Auch ansonsten versucht Sontheimer, ihren Beruf und das Engagement in der Umweltbewegung zu trennen: "Bevor ich zu einer Demo gehe, entscheide ich, gehe ich da jetzt privat hin oder gehe ich als Journalistin hin. Und dann verhalte ich mich auch dementsprechend. Ich war jetzt in den letzten Tagen mit bei dem Protestmarsch zum Weltwirtschaftsforum nach Davos, bin zwei Tage mitgelaufen. Und da bin ich eigentlich die größte Zeit vornweg gelaufen und hab gefilmt. Also das war ganz klar, dass ich da nicht teilgenommen habe als Protestierende."
Vom Netzaktivisten zum Journalisten
So ähnlich geht es auch Markus Beckedahl. Er ist Gründer des Online-Nachrichtenportals Netzpolitik.org und sieht sich heute ganz klar als Journalist – auch wenn er vor vielen Jahren mal als bloggender Netzaktivist gestartet sei. Doch das ist lange her. Inzwischen orientiere er sich bei seiner Arbeit am Pressekodex und am journalistischen Handwerk.

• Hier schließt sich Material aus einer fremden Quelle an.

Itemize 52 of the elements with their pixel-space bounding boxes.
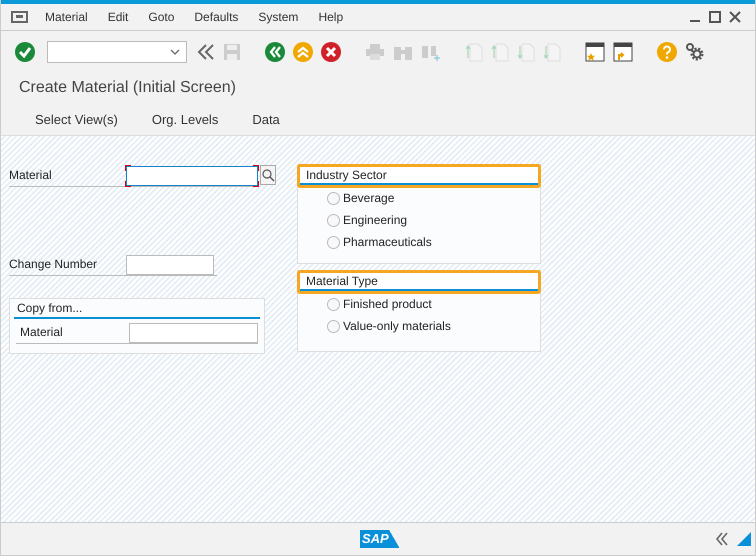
radio-label[interactable]: Finished product — [343, 297, 432, 311]
radio-label[interactable]: Pharmaceuticals — [343, 235, 432, 249]
radio-label[interactable]: Beverage — [343, 191, 394, 205]
page-up-icon[interactable] — [465, 42, 483, 62]
group-title: Industry Sector — [297, 164, 541, 188]
maximize-icon[interactable] — [709, 11, 721, 23]
input-field[interactable] — [126, 254, 214, 274]
double-left-icon[interactable] — [715, 532, 729, 546]
group-title: Material Type — [297, 270, 541, 294]
field-label: Material — [9, 168, 53, 182]
toolbar-button[interactable]: Data — [238, 108, 294, 130]
save-icon[interactable] — [223, 43, 241, 61]
page-down-icon[interactable] — [517, 42, 535, 62]
menu-item[interactable]: Edit — [108, 10, 128, 24]
menu-item[interactable]: Goto — [148, 10, 174, 24]
print-icon[interactable] — [365, 43, 385, 61]
checkmark-icon[interactable] — [15, 42, 35, 62]
menu-item[interactable]: Defaults — [194, 10, 238, 24]
menu-icon[interactable] — [11, 10, 29, 24]
cancel-icon[interactable] — [321, 42, 341, 62]
menu-item[interactable]: System — [258, 10, 298, 24]
radio-button[interactable] — [327, 192, 340, 204]
command-field[interactable] — [47, 41, 187, 63]
input-field[interactable] — [126, 166, 258, 186]
toolbar-button[interactable]: Select View(s) — [21, 108, 132, 130]
radio-button[interactable] — [327, 214, 340, 226]
radio-button[interactable] — [327, 298, 340, 310]
logo: SAP — [360, 530, 399, 548]
binoculars-plus-icon[interactable] — [421, 43, 441, 61]
resize-grip-icon[interactable] — [737, 532, 751, 546]
panel-title: Copy from... — [14, 301, 260, 319]
field-label: Material — [19, 325, 64, 339]
field-label: Change Number — [9, 257, 98, 271]
menu-item[interactable]: Help — [318, 10, 344, 24]
radio-label[interactable]: Engineering — [343, 213, 408, 227]
page-up-icon[interactable] — [491, 42, 509, 62]
radio-button[interactable] — [327, 236, 340, 248]
input-field[interactable] — [129, 322, 258, 342]
settings-icon[interactable] — [685, 42, 705, 62]
page-down-icon[interactable] — [543, 42, 561, 62]
toolbar-button[interactable]: Org. Levels — [138, 108, 232, 130]
screen-title: Create Material (Initial Screen) — [18, 78, 237, 98]
menu-item[interactable]: Material — [45, 10, 88, 24]
close-icon[interactable] — [729, 11, 741, 23]
help-icon[interactable] — [657, 42, 677, 62]
back-icon[interactable] — [265, 42, 285, 62]
radio-label[interactable]: Value-only materials — [343, 319, 451, 333]
up-icon[interactable] — [293, 42, 313, 62]
caret-icon[interactable] — [170, 49, 180, 55]
search-icon[interactable] — [260, 165, 276, 185]
radio-button[interactable] — [327, 320, 340, 332]
double-left-icon[interactable] — [197, 43, 215, 61]
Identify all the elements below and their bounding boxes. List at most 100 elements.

Andererseits wird er immer wieder auch als Experte angefragt und saß sogar schon als Sachverständiger in einer Enquete-Kommission des Bundestages, erzählt Beckedahl: "Was dann manchmal zu Situationen führt, dass ich auf der einen Seite über politische Prozesse berichte, auf der anderen Seite aber auch dann wiederum meine Expertise eingeholt wird von anderen Medien, das bei denen einzuordnen, oder aber von der Politik über Stellungnahmen oder Debatten dran teilzunehmen."
Mit dieser Doppelrolle gehe er aber transparent um, sagt Beckedahl – beispielsweise mit einem kurzen Hinweis im Artikel.
"Höhere Sensibilität für dieses Thema"
Auch für Journalistik-Dozentin Sigrun Rottmann ist in solchen Fällen Transparenz entscheidend. Und hier seien viele Medien tatsächlich auf einem guten Weg – nicht nur bei ganz klaren Interessenkonflikten, sagt Rottmann.
"Dass zum Beispiel bei einigen Magazinen jetzt unter den Artikeln der Name mit einem kleinen Bild und ein paar Informationen über diesen Autor/Autorin steht, warum sie sich überhaupt für dieses Thema interessieren. Ich habe den Eindruck, dass sich das weiterentwickelt, und dass da immer mehr auch drauf geachtet wird. Grundsätzlich gibt es da eine höhere Sensibilität für dieses Thema."